At the end of an alley scented with chlorine, customers reach the entrance of the store. Inside, shelves and stands are stocked with bottles of wine ranging largely from $12.50 to $45. A liter of Absolut vodka costs $42, while a liter of Jack Daniels whiskey costs a buyer $70. A standard 24-pack of Budweiser cans costs nearly $52.

A small section of the store offers frozen pork pepperoni pizzas, bacon strips, spam, and cans of pork and beans.

A staff member pours a beer in a fan zone ahead of the FIFA World Cup in Qatar.

Customers filled their carts or carried bottles and cans in their hands, checking shopping lists or texting family members to check on what was needed. Several wore FIFA passes for the tournament around their necks.

Outside the store, a 31-year-old Briton who works as a teacher in Qatar, filled the trunk of her car. She declined to give her name, given the connotations alcohol can have in Qatari society, but dismissed criticism of alcohol and the tournament.

“It’s really not that bad,” she said of Qatar’s licensing system. “It’s like going to the supermarket – for alcohol.”

She added that she thinks the restrictions on sales for matches also make sense. “I’m English. I know what it’s like to be around drunk people all the time.

Throughout the Persian Gulf, alcohol remains banned in Iran, Kuwait, Saudi Arabia and the Sheikh of Sharjah in the United Arab Emirates. Drinking alcohol is considered haram, or forbidden, in Islam. The imams point to a verse from the Koran calling wine “the work of Satan”.

But the region as a whole has a long history with alcohol, itself an Arabic word. The 8th century poet Abu Nawas was even known for his “khamriyyat”, or “poems about wine”.

Alcohol and pork are subject to a 100% import duty. Qatar says it uses tax revenue to improve healthcare, infrastructure, education and other public services.

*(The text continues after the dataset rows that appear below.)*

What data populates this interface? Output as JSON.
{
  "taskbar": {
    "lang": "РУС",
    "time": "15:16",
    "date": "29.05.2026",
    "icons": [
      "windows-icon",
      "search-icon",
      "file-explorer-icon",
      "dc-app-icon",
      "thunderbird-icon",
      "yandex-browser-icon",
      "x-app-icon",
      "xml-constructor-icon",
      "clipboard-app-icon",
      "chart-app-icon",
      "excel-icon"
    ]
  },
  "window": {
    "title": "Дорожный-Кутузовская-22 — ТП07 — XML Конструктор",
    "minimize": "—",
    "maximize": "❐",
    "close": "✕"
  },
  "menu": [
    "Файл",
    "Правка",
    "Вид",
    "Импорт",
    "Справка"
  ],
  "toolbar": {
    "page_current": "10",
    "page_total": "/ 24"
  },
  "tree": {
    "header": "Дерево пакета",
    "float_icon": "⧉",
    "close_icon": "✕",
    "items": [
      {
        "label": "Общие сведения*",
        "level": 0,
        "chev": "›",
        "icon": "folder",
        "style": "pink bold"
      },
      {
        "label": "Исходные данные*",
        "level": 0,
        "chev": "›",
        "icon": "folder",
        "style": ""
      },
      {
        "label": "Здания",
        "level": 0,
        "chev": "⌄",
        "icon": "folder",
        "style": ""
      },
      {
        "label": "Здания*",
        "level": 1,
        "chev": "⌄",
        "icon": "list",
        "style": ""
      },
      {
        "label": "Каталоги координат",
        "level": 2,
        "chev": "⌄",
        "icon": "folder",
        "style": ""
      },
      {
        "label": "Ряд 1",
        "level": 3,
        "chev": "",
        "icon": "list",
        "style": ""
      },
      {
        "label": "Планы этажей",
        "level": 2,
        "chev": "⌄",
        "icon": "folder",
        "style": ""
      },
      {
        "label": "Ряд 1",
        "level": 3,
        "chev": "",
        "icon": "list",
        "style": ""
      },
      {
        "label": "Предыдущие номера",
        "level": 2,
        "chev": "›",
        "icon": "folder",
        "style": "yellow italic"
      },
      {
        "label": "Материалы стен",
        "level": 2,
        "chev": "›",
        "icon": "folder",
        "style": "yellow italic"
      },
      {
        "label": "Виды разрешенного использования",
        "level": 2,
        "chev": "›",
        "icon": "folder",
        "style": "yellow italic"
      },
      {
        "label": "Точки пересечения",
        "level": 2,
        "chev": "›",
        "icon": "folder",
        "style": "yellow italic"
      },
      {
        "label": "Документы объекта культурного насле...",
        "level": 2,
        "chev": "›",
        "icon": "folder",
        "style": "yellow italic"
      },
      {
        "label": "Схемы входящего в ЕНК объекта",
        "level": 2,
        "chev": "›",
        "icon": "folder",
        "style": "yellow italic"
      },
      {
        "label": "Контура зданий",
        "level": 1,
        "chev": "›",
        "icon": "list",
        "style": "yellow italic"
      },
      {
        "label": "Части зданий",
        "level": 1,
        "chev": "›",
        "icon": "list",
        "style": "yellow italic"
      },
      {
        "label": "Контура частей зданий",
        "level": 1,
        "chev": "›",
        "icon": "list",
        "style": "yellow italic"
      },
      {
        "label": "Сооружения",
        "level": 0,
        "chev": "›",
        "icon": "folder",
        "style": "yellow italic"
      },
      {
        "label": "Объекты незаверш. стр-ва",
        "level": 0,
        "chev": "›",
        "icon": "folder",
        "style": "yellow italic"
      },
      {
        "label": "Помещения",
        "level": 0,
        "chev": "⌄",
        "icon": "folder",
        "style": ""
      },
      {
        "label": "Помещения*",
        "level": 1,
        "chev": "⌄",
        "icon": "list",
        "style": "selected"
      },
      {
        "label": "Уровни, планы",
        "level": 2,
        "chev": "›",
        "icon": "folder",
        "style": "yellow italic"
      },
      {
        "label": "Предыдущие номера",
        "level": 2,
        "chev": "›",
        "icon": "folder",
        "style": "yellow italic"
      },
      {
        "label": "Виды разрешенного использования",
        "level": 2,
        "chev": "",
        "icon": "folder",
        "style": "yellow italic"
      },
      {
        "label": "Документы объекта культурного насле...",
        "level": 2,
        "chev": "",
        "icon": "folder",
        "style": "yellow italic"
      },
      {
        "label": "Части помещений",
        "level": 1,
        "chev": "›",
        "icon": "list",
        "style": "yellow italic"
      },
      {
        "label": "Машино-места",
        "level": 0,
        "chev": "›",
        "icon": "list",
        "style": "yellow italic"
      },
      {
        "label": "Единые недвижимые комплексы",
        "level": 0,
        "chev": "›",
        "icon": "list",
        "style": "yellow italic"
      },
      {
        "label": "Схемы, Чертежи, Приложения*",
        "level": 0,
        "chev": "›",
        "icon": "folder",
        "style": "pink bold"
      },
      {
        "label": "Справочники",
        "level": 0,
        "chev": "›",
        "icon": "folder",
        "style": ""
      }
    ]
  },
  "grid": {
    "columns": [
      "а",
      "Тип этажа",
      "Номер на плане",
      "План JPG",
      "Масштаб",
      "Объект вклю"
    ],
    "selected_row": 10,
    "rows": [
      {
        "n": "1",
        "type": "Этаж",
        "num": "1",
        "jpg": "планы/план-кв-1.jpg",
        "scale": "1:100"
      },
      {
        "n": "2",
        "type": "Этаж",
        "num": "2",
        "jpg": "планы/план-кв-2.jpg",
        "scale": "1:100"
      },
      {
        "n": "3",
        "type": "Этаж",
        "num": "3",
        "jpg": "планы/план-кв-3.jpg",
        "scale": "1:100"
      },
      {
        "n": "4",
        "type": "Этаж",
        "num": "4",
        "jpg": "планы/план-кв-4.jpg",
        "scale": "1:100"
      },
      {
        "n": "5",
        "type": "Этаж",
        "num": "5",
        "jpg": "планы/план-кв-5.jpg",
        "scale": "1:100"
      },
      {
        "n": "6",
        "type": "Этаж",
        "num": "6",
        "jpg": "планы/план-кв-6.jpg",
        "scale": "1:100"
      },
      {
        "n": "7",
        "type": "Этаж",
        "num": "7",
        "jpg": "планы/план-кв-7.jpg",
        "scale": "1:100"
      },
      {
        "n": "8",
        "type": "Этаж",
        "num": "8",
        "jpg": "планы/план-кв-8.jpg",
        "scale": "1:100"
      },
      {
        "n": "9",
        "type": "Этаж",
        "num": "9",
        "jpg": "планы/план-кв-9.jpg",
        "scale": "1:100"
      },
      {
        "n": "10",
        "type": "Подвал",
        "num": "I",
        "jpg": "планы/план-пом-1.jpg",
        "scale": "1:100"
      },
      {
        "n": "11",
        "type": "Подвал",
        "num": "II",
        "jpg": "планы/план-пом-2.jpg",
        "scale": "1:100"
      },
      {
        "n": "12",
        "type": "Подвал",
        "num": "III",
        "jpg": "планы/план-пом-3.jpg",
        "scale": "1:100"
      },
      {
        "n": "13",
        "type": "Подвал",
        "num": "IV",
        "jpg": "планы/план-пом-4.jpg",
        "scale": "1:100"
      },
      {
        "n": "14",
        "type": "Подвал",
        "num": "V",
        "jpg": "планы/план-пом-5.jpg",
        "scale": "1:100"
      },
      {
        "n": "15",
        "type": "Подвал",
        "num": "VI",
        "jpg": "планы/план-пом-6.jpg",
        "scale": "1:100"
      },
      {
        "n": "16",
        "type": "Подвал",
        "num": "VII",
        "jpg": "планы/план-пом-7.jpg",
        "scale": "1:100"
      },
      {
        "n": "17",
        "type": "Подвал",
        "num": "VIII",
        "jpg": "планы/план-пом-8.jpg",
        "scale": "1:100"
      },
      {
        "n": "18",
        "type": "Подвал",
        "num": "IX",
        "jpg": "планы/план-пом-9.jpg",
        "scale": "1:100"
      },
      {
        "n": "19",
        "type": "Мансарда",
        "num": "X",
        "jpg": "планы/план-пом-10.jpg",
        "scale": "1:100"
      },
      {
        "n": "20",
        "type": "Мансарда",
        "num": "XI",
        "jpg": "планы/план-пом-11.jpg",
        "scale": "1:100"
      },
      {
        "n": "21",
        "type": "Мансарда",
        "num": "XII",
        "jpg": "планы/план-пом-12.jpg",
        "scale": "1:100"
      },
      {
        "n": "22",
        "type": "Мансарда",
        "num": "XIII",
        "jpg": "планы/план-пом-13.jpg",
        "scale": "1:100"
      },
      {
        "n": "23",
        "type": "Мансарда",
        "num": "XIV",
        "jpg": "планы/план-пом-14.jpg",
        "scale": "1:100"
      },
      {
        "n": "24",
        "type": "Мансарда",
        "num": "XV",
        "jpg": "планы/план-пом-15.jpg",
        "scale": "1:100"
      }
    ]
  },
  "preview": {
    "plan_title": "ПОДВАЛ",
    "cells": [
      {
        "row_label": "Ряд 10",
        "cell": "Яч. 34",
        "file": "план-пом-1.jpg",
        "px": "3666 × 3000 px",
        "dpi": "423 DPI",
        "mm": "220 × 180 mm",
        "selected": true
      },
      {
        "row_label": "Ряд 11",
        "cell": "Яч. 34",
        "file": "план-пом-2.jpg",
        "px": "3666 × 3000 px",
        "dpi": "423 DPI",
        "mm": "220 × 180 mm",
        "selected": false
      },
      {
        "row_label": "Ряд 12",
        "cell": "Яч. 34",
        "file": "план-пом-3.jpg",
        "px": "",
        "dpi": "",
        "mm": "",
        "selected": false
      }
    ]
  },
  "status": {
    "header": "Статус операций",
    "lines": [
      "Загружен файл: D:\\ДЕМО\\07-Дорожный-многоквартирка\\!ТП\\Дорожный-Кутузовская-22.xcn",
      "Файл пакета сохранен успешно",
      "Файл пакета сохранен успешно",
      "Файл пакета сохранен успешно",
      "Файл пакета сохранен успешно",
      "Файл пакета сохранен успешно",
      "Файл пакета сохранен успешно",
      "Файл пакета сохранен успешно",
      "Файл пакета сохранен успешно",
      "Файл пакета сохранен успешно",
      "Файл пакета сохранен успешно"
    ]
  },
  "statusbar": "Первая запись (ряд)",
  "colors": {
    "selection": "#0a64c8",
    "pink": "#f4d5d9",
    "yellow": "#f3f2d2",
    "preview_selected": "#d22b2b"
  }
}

Visitors are not permitted to bring alcohol into the country. Many hotels are dry and prohibit guests from bringing alcohol into their rooms.

Even with these restrictions, Qatar sold 23.2 million liters of alcoholic beverages in 2021, according to data from Euromonitor International. Although dwarfed by the 115 million liters sold in the United Arab Emirates during the same period, Qatar’s figures show a growth of 14.6% as the pandemic subsided.

Meanwhile, Ball’s online map of bars in Qatar has been viewed over 875,000 times. An accompanying Twitter account shows it drink two pints of beer in 10 seconds.

“For me, drinking is like eating. It just goes with the culture,” Ball told the AP after returning to Seattle, where he works for Boeing Co. “I know it’s not part of Qatar… but it’s also part of the World Cup. . One of the biggest sponsors is Budweiser, so this shows you that it sort of goes hand in hand.